Star Movies
- Country: Albania Bosnia and Herzegovina Croatia Kosovo Montenegro North Macedonia Serbia Slovenia
- Headquarters: Sofia, Bulgaria

Programming
- Language: English (audio)
- Picture format: 576i (SDTV) 1080i (HDTV)

Ownership
- Owner: The Walt Disney Company Bulgaria (Disney Entertainment)
- Sister channels: Star Channel Star Life National Geographic Channel Nat Geo Wild BabyTV 24Kitchen Star Crime

History
- Launched: 15 October 2012; 13 years ago

Links
- Website: http://starchannel-rs.com/ (Serbia) http://www.starchannel-si.com/ (Slovenia) https://www.starchanneltv-hr.com/ (Croatia)

= Star Movies (Balkans) =

Movie channel in the Balkans

Star Movies is a television network, managed by The Walt Disney Company Bulgaria, which airs across several countries in Europe.
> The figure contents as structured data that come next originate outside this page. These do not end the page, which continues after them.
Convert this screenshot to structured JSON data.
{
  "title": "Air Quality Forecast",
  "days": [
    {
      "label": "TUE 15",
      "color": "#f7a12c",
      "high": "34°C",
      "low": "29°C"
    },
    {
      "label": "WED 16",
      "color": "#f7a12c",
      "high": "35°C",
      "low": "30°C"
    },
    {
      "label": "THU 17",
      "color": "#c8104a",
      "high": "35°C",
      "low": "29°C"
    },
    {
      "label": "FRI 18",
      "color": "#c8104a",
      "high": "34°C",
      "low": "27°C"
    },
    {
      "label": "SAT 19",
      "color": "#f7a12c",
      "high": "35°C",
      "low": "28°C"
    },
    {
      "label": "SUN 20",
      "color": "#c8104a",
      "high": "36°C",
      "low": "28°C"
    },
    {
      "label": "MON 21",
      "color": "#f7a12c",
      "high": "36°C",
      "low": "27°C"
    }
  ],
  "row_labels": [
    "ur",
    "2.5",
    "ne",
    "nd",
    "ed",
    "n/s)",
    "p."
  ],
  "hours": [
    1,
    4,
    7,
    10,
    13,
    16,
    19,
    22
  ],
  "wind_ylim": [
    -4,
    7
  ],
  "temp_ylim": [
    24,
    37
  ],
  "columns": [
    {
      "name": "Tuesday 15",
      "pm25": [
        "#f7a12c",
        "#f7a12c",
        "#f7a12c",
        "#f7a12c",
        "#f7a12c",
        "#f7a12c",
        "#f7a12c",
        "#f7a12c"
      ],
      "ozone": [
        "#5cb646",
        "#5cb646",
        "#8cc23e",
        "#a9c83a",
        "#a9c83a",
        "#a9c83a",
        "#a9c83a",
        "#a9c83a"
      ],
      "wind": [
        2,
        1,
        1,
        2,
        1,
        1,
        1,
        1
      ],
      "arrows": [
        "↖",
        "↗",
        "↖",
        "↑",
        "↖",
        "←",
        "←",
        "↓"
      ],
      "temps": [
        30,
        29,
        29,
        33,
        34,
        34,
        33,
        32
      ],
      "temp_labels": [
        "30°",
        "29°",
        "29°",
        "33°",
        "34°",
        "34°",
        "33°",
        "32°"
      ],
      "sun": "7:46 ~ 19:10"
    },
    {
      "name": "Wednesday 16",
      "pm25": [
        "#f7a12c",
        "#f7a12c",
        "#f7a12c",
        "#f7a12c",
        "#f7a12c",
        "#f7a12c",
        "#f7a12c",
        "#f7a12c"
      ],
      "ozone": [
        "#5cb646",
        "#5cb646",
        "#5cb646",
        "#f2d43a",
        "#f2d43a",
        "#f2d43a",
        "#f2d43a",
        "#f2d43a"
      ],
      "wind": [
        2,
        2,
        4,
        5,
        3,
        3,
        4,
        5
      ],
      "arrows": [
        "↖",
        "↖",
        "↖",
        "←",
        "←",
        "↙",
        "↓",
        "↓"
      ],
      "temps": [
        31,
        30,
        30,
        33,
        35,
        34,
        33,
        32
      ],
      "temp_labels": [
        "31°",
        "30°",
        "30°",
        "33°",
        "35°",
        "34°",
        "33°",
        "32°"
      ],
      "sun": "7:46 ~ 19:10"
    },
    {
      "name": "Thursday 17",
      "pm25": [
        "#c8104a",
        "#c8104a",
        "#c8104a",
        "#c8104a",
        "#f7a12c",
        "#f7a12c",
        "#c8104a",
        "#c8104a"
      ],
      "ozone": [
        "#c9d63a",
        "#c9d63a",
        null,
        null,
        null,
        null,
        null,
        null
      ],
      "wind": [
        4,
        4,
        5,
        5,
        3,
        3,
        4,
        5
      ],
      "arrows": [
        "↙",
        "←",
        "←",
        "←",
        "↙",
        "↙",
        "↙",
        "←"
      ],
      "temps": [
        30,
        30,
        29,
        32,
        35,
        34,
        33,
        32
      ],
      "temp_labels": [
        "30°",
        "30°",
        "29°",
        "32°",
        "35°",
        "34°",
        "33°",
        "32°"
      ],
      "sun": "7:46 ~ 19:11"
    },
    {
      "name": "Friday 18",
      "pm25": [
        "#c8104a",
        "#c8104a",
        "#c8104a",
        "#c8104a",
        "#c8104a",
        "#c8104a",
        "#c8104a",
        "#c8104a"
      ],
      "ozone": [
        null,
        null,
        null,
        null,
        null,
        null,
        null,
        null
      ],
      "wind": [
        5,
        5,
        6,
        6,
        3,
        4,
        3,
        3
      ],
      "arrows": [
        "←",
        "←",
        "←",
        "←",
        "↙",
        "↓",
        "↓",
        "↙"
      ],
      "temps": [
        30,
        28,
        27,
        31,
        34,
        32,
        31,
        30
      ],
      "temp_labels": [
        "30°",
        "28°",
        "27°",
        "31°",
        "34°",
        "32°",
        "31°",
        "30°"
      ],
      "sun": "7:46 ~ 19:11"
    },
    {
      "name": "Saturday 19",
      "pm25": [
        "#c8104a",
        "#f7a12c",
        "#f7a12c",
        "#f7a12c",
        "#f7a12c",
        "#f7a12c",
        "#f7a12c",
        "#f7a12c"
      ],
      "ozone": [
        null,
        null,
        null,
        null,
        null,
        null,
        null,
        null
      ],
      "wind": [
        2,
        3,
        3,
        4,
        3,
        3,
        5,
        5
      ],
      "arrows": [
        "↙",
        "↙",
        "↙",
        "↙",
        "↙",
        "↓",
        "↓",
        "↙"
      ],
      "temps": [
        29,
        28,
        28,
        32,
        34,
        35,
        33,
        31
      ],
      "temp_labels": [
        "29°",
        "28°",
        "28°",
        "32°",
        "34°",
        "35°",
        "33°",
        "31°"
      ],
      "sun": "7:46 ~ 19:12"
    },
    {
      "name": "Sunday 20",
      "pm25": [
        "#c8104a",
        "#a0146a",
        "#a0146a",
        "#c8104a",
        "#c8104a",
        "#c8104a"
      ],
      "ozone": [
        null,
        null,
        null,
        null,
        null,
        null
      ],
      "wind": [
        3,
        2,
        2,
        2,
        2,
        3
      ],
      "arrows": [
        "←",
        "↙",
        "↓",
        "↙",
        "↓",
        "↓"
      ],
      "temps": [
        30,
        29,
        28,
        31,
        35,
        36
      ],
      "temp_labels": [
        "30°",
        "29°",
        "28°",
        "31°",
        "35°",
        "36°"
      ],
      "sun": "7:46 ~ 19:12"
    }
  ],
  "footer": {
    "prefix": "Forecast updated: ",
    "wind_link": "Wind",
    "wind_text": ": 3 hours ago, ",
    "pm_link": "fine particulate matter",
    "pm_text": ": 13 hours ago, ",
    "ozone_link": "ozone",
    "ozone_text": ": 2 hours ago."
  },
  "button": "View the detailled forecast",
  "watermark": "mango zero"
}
Its basic programming includes numerous productions by 20th Century Studios, Disney, Columbia Pictures, Pixar, Marvel Studios, Metro-Goldwyn-Mayer, and DreamWorks.

It was launched in Bulgaria and other Balkan countries as Fox Movies on 15 October 2012. On 7 June 2023, it was announced that Fox Movies would be rebrand to Star Movies on October 1, 2023. It is a Hollywood movie channel whose main competitor is HBO Europe.